Gold – Daily Price Chart – 2019 – 2022
Empirical data highlight gold’s patchy relationship with inflation. Between 1988 and 1991, when inflation was 4.6%, gold yielded a negative return of 7.6%. It posted another negative return of 10% between 1980 and 1984 when the annual inflation rate was about 6.5%. Goldbugs will point out that between 1973 and 1979, when inflation rates were higher, in the region of where they are now, the CPI stood at 8.8%, whereas the return on gold was an impressive 35%.
How To Invest To Protect Against Inflation – Stocks
The devastating way inflation can eat into corporate earnings explains why by mid-May of 2022, the S&P 500 index and Nasdaq 100 index were down on the year by 20.34% and 29.90%, respectively. The rout started in January, triggered by fears over inflation rather than the release of hard data relating to price rises. The bad CPI data didn’t hit the newswires until March 2022.
Despite this, there are two ways to take a positive approach to the question of whether inflation is bad news for stocks. The report How Does Inflation Affect The Stock Market outlines the stocks that can offer a route to navigating an environment full of rising prices. For example, rotating out of growth stocks and into value stocks is one way to maintain exposure to stocks while hedging against the threats posed by inflation.
Snap Inc – Daily Price Chart – 2018 – 2022
The second approach is to accept that inflationary pressures do eventually subside. When signs of that happening begin to appear, high beta stocks can be picked up at bargain prices. Tech stocks have been battered by inflation-averse investors bailing out of positions.
As of mid-May 2022, Netflix Inc was at 46.28% from its all-time highs of November 2021 and Snap Inc was down 67.7% on a year-to-date basis. There are various strategies to use to trade a bear market, and buying the dips and waiting for a high-octane rebound is one of them. Stocks might not necessarily offer protection from inflation, but they do offer a way to try to profit from the situation.
Whichever approach you take to investing in a way that protects you from inflation, it is worth keeping in mind that one certainty is that price volatility can be expected to increase. That is because inflation rates are hard to forecast, and as different analysts draw different conclusions, there will be increased divergence in terms of valuations.
That means risk management techniques need to be recalibrated so that you don’t get kicked out of positions during short-term price drops.

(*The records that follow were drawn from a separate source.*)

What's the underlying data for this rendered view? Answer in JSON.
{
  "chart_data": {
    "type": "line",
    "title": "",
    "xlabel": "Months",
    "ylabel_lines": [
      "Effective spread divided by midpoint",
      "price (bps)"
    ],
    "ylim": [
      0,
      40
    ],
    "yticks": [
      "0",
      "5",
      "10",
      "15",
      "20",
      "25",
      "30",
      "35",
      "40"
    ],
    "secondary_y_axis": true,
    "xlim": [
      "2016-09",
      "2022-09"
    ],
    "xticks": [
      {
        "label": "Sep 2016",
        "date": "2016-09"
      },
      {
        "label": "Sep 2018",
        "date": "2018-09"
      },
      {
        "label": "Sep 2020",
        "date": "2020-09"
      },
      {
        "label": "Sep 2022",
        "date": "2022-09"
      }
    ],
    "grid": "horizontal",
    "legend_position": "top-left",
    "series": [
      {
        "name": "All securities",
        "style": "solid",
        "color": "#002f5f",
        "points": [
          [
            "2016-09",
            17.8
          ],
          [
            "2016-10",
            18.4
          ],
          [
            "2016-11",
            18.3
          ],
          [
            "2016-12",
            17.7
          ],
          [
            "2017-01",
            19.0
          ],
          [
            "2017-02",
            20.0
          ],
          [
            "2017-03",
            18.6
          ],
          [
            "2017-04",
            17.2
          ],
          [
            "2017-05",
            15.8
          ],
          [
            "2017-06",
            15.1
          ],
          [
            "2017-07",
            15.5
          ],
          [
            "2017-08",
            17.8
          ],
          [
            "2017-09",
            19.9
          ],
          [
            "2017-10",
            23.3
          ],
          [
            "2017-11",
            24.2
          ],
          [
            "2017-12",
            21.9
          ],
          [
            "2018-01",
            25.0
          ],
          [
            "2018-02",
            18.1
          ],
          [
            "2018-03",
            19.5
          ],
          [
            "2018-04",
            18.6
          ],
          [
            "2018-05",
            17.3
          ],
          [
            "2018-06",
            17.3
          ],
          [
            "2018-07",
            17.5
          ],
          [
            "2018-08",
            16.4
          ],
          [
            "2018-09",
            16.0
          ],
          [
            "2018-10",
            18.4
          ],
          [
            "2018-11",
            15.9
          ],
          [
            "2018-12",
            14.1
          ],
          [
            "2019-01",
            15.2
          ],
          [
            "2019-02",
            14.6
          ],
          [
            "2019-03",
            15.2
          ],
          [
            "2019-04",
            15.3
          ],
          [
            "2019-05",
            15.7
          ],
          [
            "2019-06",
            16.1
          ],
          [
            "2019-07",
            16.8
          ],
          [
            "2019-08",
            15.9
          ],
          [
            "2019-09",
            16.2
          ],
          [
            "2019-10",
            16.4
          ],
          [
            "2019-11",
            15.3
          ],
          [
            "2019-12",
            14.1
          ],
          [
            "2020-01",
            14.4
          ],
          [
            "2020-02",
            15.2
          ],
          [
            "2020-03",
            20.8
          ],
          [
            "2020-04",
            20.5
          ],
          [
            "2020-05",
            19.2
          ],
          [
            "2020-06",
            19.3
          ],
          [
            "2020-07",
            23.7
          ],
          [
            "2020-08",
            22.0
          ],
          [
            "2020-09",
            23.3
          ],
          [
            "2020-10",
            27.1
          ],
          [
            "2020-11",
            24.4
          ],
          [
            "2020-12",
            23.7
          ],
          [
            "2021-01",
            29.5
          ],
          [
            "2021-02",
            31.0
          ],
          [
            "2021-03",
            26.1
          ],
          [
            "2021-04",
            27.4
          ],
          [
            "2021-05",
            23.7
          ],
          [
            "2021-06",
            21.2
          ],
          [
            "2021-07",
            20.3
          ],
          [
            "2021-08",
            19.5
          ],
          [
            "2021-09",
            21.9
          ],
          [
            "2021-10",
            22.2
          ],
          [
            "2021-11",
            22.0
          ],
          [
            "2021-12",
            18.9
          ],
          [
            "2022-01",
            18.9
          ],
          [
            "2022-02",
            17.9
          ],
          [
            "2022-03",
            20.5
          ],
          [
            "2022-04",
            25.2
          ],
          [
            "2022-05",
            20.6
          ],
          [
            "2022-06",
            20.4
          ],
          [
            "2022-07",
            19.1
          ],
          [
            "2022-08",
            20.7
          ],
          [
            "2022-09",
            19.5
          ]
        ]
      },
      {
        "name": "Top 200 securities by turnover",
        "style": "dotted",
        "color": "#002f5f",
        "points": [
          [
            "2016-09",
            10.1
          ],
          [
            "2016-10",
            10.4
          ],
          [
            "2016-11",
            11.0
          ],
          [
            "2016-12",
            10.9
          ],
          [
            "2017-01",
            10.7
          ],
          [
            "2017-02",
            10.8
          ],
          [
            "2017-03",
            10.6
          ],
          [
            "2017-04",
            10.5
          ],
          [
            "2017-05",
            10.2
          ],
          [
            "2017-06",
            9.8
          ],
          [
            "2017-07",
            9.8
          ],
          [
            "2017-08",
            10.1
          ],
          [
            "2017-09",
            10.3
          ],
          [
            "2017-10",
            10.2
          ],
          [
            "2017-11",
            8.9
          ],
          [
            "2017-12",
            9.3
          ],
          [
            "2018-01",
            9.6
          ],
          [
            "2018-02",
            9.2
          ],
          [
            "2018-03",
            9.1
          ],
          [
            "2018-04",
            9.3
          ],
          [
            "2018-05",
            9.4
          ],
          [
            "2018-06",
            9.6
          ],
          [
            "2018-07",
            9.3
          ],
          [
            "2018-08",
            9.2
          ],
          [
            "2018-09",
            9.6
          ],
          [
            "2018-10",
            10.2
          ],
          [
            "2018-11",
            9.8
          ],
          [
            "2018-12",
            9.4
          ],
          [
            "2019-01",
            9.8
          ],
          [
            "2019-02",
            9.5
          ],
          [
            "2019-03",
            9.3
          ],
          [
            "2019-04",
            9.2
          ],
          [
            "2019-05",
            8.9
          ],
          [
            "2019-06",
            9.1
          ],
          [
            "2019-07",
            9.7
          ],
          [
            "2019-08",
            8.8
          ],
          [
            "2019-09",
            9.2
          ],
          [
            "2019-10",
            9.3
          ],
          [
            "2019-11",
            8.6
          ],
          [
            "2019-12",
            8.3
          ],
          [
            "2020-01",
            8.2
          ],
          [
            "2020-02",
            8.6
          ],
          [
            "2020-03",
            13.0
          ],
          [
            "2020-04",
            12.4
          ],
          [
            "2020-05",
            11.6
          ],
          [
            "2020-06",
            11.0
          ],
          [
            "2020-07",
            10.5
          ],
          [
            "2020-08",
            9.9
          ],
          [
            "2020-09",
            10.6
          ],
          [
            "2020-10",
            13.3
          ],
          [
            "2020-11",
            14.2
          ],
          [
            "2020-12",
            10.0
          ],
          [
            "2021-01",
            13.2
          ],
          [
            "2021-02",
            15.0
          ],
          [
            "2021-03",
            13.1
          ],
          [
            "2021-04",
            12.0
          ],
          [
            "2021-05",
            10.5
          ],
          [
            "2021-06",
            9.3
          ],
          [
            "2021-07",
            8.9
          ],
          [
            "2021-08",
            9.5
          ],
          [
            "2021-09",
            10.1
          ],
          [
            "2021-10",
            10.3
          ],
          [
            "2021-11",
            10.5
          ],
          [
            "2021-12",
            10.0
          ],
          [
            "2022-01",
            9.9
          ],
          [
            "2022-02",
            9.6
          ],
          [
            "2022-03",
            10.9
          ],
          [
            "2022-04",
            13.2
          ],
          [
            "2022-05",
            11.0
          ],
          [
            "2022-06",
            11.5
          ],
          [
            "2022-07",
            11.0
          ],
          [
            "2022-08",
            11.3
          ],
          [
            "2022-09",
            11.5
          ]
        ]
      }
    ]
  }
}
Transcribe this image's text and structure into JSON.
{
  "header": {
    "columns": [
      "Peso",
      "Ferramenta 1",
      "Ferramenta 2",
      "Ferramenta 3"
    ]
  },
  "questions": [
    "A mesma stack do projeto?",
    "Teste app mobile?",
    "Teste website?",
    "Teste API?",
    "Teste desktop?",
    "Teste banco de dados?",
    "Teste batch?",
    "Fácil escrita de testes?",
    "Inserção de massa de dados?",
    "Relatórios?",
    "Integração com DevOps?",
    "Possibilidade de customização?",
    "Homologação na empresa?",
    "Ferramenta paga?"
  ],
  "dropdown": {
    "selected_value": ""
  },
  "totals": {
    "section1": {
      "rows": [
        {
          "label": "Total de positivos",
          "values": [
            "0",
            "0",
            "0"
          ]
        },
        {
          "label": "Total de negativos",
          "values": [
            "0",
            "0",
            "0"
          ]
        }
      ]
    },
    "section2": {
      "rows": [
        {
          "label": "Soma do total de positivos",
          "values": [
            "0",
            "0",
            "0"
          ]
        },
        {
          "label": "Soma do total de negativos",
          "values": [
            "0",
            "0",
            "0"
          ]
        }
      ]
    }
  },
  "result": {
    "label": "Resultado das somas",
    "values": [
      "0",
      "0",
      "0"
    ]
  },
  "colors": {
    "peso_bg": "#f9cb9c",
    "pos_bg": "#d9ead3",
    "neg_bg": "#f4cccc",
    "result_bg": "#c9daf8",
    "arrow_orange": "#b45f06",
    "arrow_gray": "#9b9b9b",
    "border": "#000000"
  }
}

Whether you’re an experienced investor or a newbie attracted to the idea of picking up a bargain, it’s essential to also factor in operational risk. Inflation creates uncertainty and instability. If you are investing, choose one of these well-regulated safe brokers. They have been operating long enough to know how to chart a course through the market turmoil.
Taking the long-term view can also help, but whichever of these potentially protective investments you choose to go for, you must prepare for what at times could be a bumpy ride. Wild price swings can be opportunities to buy into cheap assets, so keeping some capital in reserve until prices bottom out can optimise returns.